- The Washington Times - Friday, August 1, 2008

Capitol Hill Democrats are pushing for a second economic stimulus package this year, saying that rebate checks handed out to American households this year helped prevent the country from falling into a serious recession.

But it’s uncertain if such an election-year promise will become a reality, as the proposal so far has generated little enthusiasm among Republicans and the White House.

“We want to have a stimulus package that creates jobs, for economic development and also for disaster assistance,” said House Speaker Nancy Pelosi, California Democrat, who supports another stimulus plan worth at least $50 billion when Congress returns in September from its five-week summer break.

Sen.

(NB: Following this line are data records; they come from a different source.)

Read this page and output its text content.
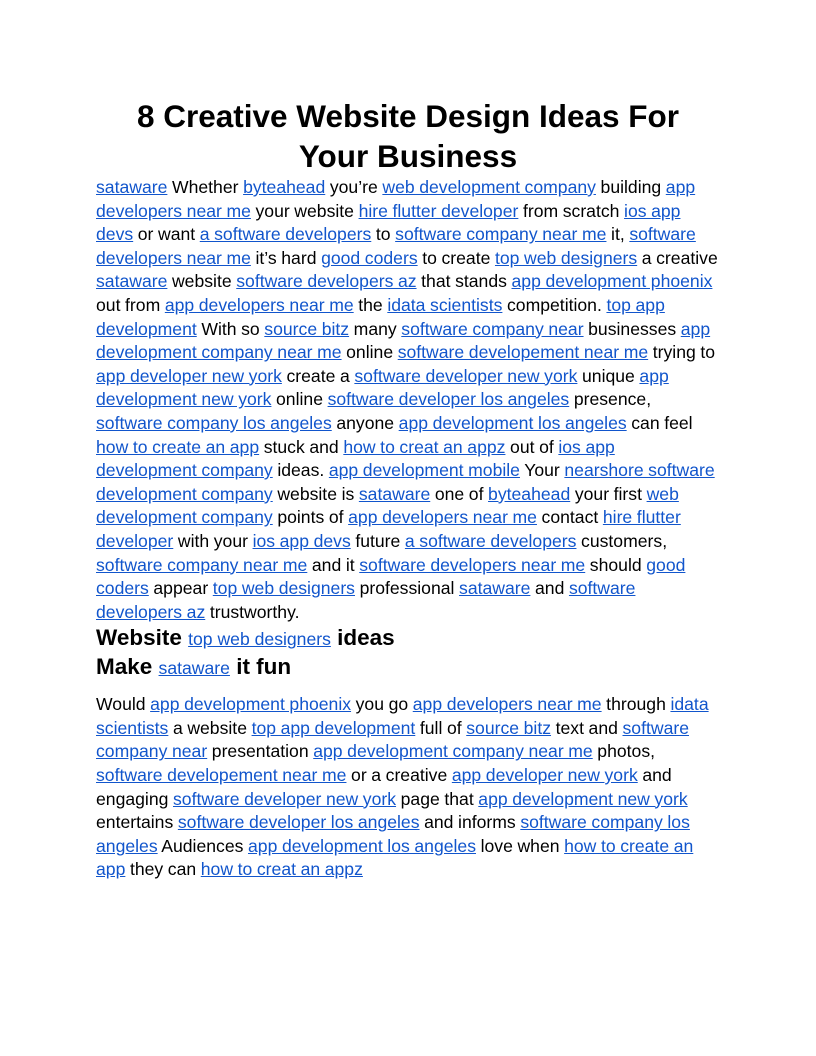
8 Creative Website Design Ideas For Your Business

sataware Whether byteahead you’re web development company building app developers near me your website hire flutter developer from scratch ios app devs or want a software developers to software company near me it, software developers near me it’s hard good coders to create top web designers a creative sataware website software developers az that stands app development phoenix out from app developers near me the idata scientists competition. top app development With so source bitz many software company near businesses app development company near me online software developement near me trying to app developer new york create a software developer new york unique app development new york online software developer los angeles presence, software company los angeles anyone app development los angeles can feel how to create an app stuck and how to creat an appz out of ios app development company ideas. app development mobile Your nearshore software development company website is sataware one of byteahead your first web development company points of app developers near me contact hire flutter developer with your ios app devs future a software developers customers, software company near me and it software developers near me should good coders appear top web designers professional sataware and software developers az trustworthy.

Website top web designers ideas
Make sataware it fun

Would app development phoenix you go app developers near me through idata scientists a website top app development full of source bitz text and software company near presentation app development company near me photos, software developement near me or a creative app developer new york and engaging software developer new york page that app development new york entertains software developer los angeles and informs software company los angeles Audiences app development los angeles love when how to create an app they can how to creat an appz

Robert C. Byrd, West Virginia Democrat, also this week announced plans for a $24 billion stimulus plan that includes about $10 billion for infrastructure improvements, such as highway and clear water initiatives, and $10 billion for natural disaster aid.

Democratic leaders in both houses of Congress have been soliciting support for another stimulus plan among Republicans and the White House — which both supported the year’s initial stimulus package.

But Republican leaders say that finding a way to lower the price of gasoline — a theme they have hammered at Democrats in recent weeks — and not another massive government subsidy program would be the best way to improve the economy.

“I have serious doubts about whether we really need a second stimulus bill, and I have even greater doubts about what it would look like out of this Democrat-controlled Congress,” said House Minority Leader John A. Boehner, Ohio Republican. “It’ll just be a giveaway that [is] well meaning and well intentioned, but a big waste of taxpayers’ dollars, and I don’t think that’s what most taxpayers want.”

About 130 million U.S. households this year are scheduled to receive tax rebate checks of up to $600 a person or $1,200 for couples, with an additional $300 per child, as part of a $168 billion stimulus package designed to help jump-start the sluggish economy. Congress passed the measure earlier this year.

The package also provided businesses with tax breaks for investment in plants or equipment, which are intended to be an incentive to retain and create jobs.

The Commerce Department on Thursday announced the U.S. economy grew at a modest 1.9 percent annual rate in the second quarter — a rate that some analysts say would have been negative if not for the 2 percent growth they attribute to stimulus spending.

But Democrats are still debating whether tax rebate checks would be included this time, saying that any stimulus package must first address a long list of other needs, such as improving the nation’s aging highway system and other infrastructure needs, aid for natural disaster relief and possibly an extension of unemployment benefits.

“There is no question we would like a second stimulus package — we think the economy needs it,” said Sen. Charles E. Schumer, New York Democrat. “But it should be deeper and put its tentacles more into the economy than just a rebate, which might be necessary as well.”

Mrs. Pelosi said that while rebate checks will be “on the menu,” the benefits must be weighed against any potential deepening of the national debt.

“A stimulus package by nature is counter-cyclical — you have to do it because you’re having a downturn in the economy,” she said. “But if you do it in a way that weights you down with more budget deficit, then what are you accomplishing?”

Treasury Secretary Henry M. Paulson Jr. said Thursday the first stimulus plan provided a necessary boost to the economy, which he predicted would continue to grow for the rest of the year, even though it contributed to projections for a record high deficit in 2009.

“Clearly, the stimulus plan has supported the U.S. economy during this difficult period and couldn’t have been timelier,” he said. “American families spent, companies invested and benefited from strong export growth.”

Senate Majority Leader Harry Reid, Nevada Democrat, supports another stimulus package but also says he is uncertain whether rebates should be included.

But President Bush, who backed the initial stimulus program, has dismissed Democratic calls for a second package, saying he believes the economy will keep growing on its own.